La gestion des boîtes aux lettres peut poser question : qui doit les gérer ? un copropriétaire peut-il choisir son étiquette ? qui doit payer quoi ?
LES BOITES À LETTRES SONT DES ÉLÉMENTS PRIVATIFS ? OUI
Bien que placées dans les parties communes, il s’agit d’équipements privatifs hormis pour de très rares exceptions prévues par certains règlements de copropriété, et il appartient à chacun d’assurer le changement de sa serrure si elle est cassée, comme d’entretenir « sa boîte ».
La répartition des coûts afférents à la mise en place de boites aux lettres n’est d’ailleurs pas définie par la loi de 1965, et il est donc possible de les imputer :
. aux tantièmes entre les lots titulaires d’une boîte, en application du critère de l’utilité
. à la refacturation unitaire aux lots qui disposeront d’une boîte quelle que soit la taille du lot
JE PEUX METTRE LE MODÈLE D ÉTIQUETTE DE MON CHOIX ? NON
Bien que les boîtes aux lettres soient privatives, elles sont situées dans les parties communes et doivent donc respecter l’harmonie générale de l’immeuble, donc du hall et de l’ensemble des boîtes.
Pas question de repeindre votre porte de boîte aux lettres en rose, ni de décider d’un modèle d’étiquette à pois, vous devez vous conformer à ce qui a été décidé par l’assemblée générale à ce sujet.
DES NORMES IMPOSENT DES FORMATS PRÉCIS DE BOITES ? OUI ET NON
Tous les immeubles collectifs, dont la demande de permis de construire a été déposée après le 12 juillet 1979, doivent être équipés de boîtes normalisées qui répondent en effet à un cahier des charges, ce qui permet une distribution du courrier plus facile pour les facteurs et une accessibilité simplifiée pour l'usager, qui pourra récupérer une grande partie de ses colis.

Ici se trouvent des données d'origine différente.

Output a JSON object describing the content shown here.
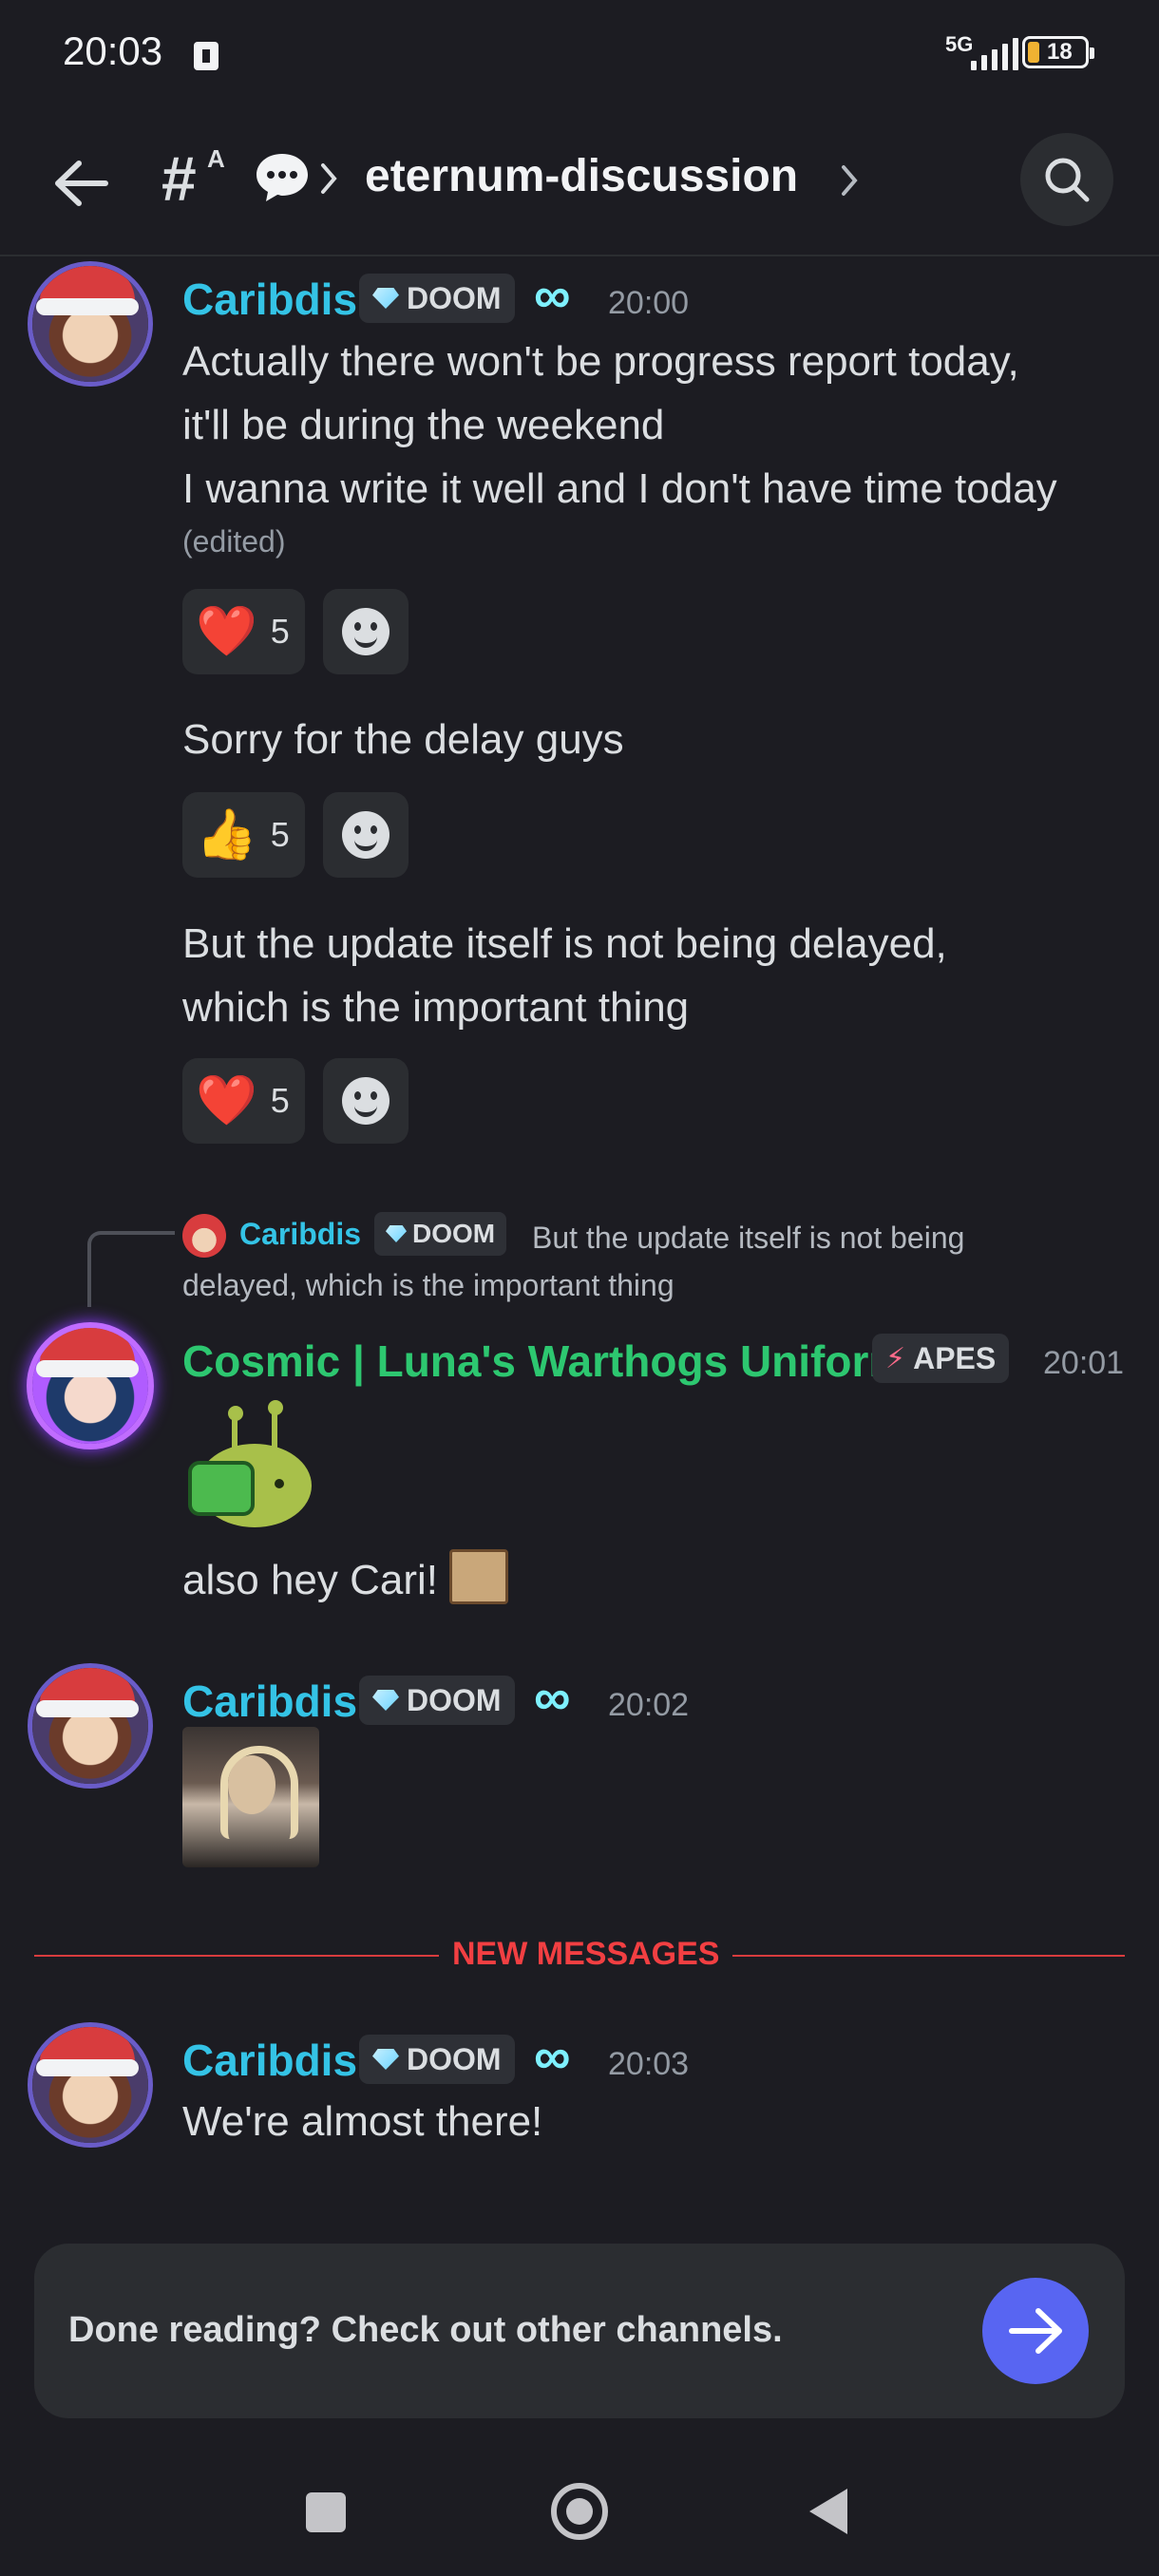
{
  "status": {
    "time": "20:03",
    "network": "5G",
    "battery": "18"
  },
  "header": {
    "channel_name": "eternum-discussion"
  },
  "messages": [
    {
      "author": "Caribdis",
      "tag": "DOOM",
      "time": "20:00",
      "lines": [
        "Actually there won't be progress report today,",
        "it'll be during the weekend",
        "I wanna write it well and I don't have time today"
      ],
      "edited": "(edited)",
      "reaction": {
        "emoji": "❤️",
        "count": "5"
      }
    },
    {
      "text": "Sorry for the delay guys",
      "reaction": {
        "emoji": "👍",
        "count": "5"
      }
    },
    {
      "lines": [
        "But the update itself is not being delayed,",
        "which is the important thing"
      ],
      "reaction": {
        "emoji": "❤️",
        "count": "5"
      }
    }
  ],
  "reply": {
    "author": "Caribdis",
    "tag": "DOOM",
    "text": "But the update itself is not being delayed, which is the important thing"
  },
  "cosmic": {
    "author": "Cosmic | Luna's Warthogs Uniform",
    "tag": "APES",
    "time": "20:01",
    "text": "also hey Cari!"
  },
  "gif_message": {
    "author": "Caribdis",
    "tag": "DOOM",
    "time": "20:02"
  },
  "divider": {
    "label": "NEW MESSAGES"
  },
  "last_message": {
    "author": "Caribdis",
    "tag": "DOOM",
    "time": "20:03",
    "text": "We're almost there!"
  },
  "done_bar": {
    "text": "Done reading? Check out other channels."
  },
  "colors": {
    "background": "#1c1c22",
    "username_cyan": "#34c3e6",
    "username_green": "#2dc770",
    "accent": "#5865f2",
    "new_messages": "#f23f42"
  }
}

Pour les immeubles datant d’avant 1979, largement majoritaire dans nos grandes villes, aucune norme n’est imposée (sauf si des travaux d’envergure du type surélévation ou extension interviennent à la suite et dans ce cas le régime des immeubles d’après 1979 s’applique).
Il existe cependant une norme datant de 1971 et retenue par l’ensemble des fabricants qui reste la référence, ce sont ces boîtes de faible encombrement que l’on retrouve en général dans les copropriétés disposant d’un hall exigu, elles sont complétées d’une « grosse boîte » destinée à recevoir journaux et colis.
L’ ÉTIQUETAGE EST OBLIGATOIREMENT FAIT PAR LE SYNDIC ? NON
S’agissant d’un élément privatif, le syndic n’a donc pas d’obligation d’assumer la gestion de vos boîtes aux lettres, et se chargera seulement du suivi de travaux complets de remplacement de toute la batterie desdites boîtes.
Qui a donc la charge de commander et apposer les étiquettes ? Le conseil Syndical peut décider d’avoir un vrai rôle à jouer, dans le cadre de sa mission d’assistance au Syndic (article 21 de la loi du 10 juillet 1965).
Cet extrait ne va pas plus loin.